Red tape. KSTP’s Alex Jokich reports: “Owners of businesses that were destroyed during civil unrest in the Twin Cities are facing roadblocks in demolishing them. A state statute requires property taxes to be ‘fully paid’ before removing any structure. ‘It’s ridiculous to hold up demolition over that,’ said Minneapolis City Councilmember Andrew Johnson. ‘These are victims of civil unrest, and they’re just trying to rebuild their livelihoods and we should all be doing everything we can to support that. Unfortunately, state law gets in the way of that.’”

“For all that they do.” WCCO reports: “Emmer says it’s more important now than ever to show gratitude to law enforcement. ‘Everyone knows a law enforcement officer, and they come from all different backgrounds and beliefs,’ he said. ‘We just want to encourage people to recognize law enforcement officers for all that they do.’ Emmer’s initiative, #ThankACop, will highlight individual officers from across Minnesota on a weekly basis, showcasing their accomplishments and how they serve residents.”

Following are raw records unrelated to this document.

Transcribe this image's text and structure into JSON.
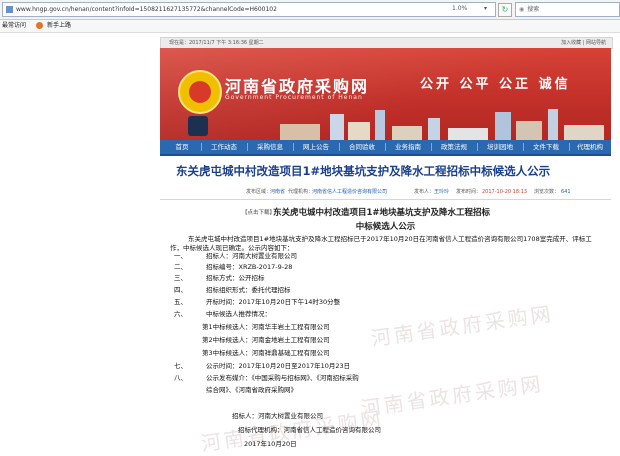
{
  "browser": {
    "url": "www.hngp.gov.cn/henan/content?infoId=1508211627135772&channelCode=H600102",
    "zoom_label": "1.0%",
    "search_placeholder": "搜索",
    "bookmarks": [
      "最常访问",
      "新手上路"
    ]
  },
  "site": {
    "date_line": "现在是：2017/11/7 下午 3:16:36 星期二",
    "top_links": "加入收藏 | 网站导航",
    "title": "河南省政府采购网",
    "subtitle": "Government Procurement of Henan",
    "slogan": "公开 公平 公正 诚信",
    "nav": [
      "首页",
      "工作动态",
      "采购信息",
      "网上公告",
      "合同验收",
      "业务指南",
      "政策法规",
      "培训园地",
      "文件下载",
      "代理机构"
    ]
  },
  "article": {
    "heading": "东关虎屯城中村改造项目1#地块基坑支护及降水工程招标中标候选人公示",
    "meta_region": "发布区域：",
    "meta_region_val": "河南省",
    "meta_agency": "代理机构：",
    "meta_agency_val": "河南省信人工程造价咨询有限公司",
    "meta_author": "发布人：",
    "meta_author_val": "王玲玲",
    "meta_time": "发布时间：",
    "meta_time_val": "2017-10-20 18:13",
    "meta_views": "浏览次数：",
    "meta_views_val": "641",
    "download_label": "【点击下载】",
    "content_title": "东关虎屯城中村改造项目1#地块基坑支护及降水工程招标",
    "content_title2": "中标候选人公示",
    "intro": "东关虎屯城中村改造项目1#地块基坑支护及降水工程招标已于2017年10月20日在河南省信人工程造价咨询有限公司1708室完成开、评标工作，中标候选人现已确定。公示内容如下：",
    "items": [
      {
        "num": "一、",
        "text": "招标人：河南大树置业有限公司"
      },
      {
        "num": "二、",
        "text": "招标编号：XRZB-2017-9-28"
      },
      {
        "num": "三、",
        "text": "招标方式：公开招标"
      },
      {
        "num": "四、",
        "text": "招标组织形式：委托代理招标"
      },
      {
        "num": "五、",
        "text": "开标时间：2017年10月20日下午14时30分整"
      },
      {
        "num": "六、",
        "text": "中标候选人推荐情况："
      }
    ],
    "candidates": [
      "第1中标候选人：河南华丰岩土工程有限公司",
      "第2中标候选人：河南金地岩土工程有限公司",
      "第3中标候选人：河南祥鼎基础工程有限公司"
    ],
    "item7_num": "七、",
    "item7": "公示时间：2017年10月20日至2017年10月23日",
    "item8_num": "八、",
    "item8": "公示发布媒介：《中国采购与招标网》、《河南招标采购",
    "item8b": "综合网》、《河南省政府采购网》",
    "sign_owner": "招标人：河南大树置业有限公司",
    "sign_agent": "招标代理机构：河南省信人工程造价咨询有限公司",
    "sign_date": "2017年10月20日",
    "watermark": "河南省政府采购网"
  }
}
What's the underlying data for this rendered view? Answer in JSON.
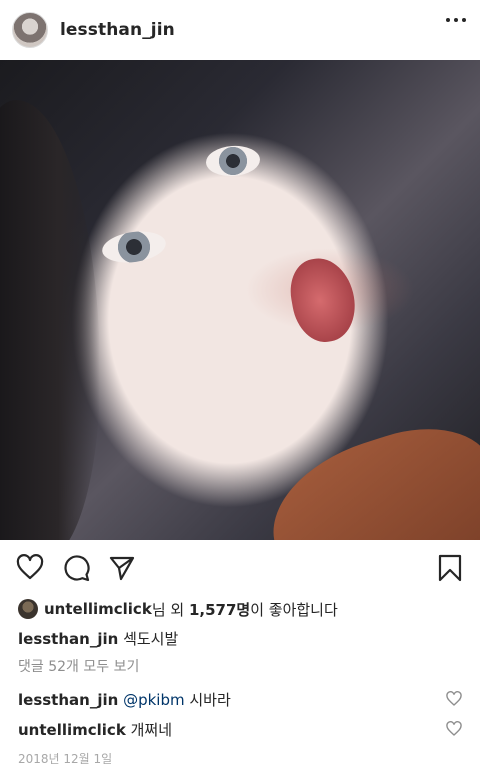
{
  "header": {
    "username": "lessthan_jin"
  },
  "likes": {
    "user": "untellimclick",
    "mid": "님 외 ",
    "count": "1,577명",
    "suffix": "이 좋아합니다"
  },
  "caption": {
    "username": "lessthan_jin",
    "text": "섹도시발"
  },
  "view_comments": "댓글 52개 모두 보기",
  "comments": [
    {
      "username": "lessthan_jin",
      "mention": "@pkibm",
      "text": " 시바라"
    },
    {
      "username": "untellimclick",
      "mention": "",
      "text": "개쩌네"
    }
  ],
  "timestamp": "2018년 12월 1일",
  "icons": {
    "like": "heart-icon",
    "comment": "comment-icon",
    "share": "send-icon",
    "save": "bookmark-icon",
    "more": "more-icon"
  }
}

Painful reopening. Sahan Journal’s Sheila Regan reports: “The reopening of Cup Foods on Monday represented a milestone marking the passage of time. Protesters gathered to declare that it was too early. The store’s management said it was just trying to meet community needs, and that the criticism was misplaced: The focus should be on ensuring those responsible for Floyd’s death are punished.”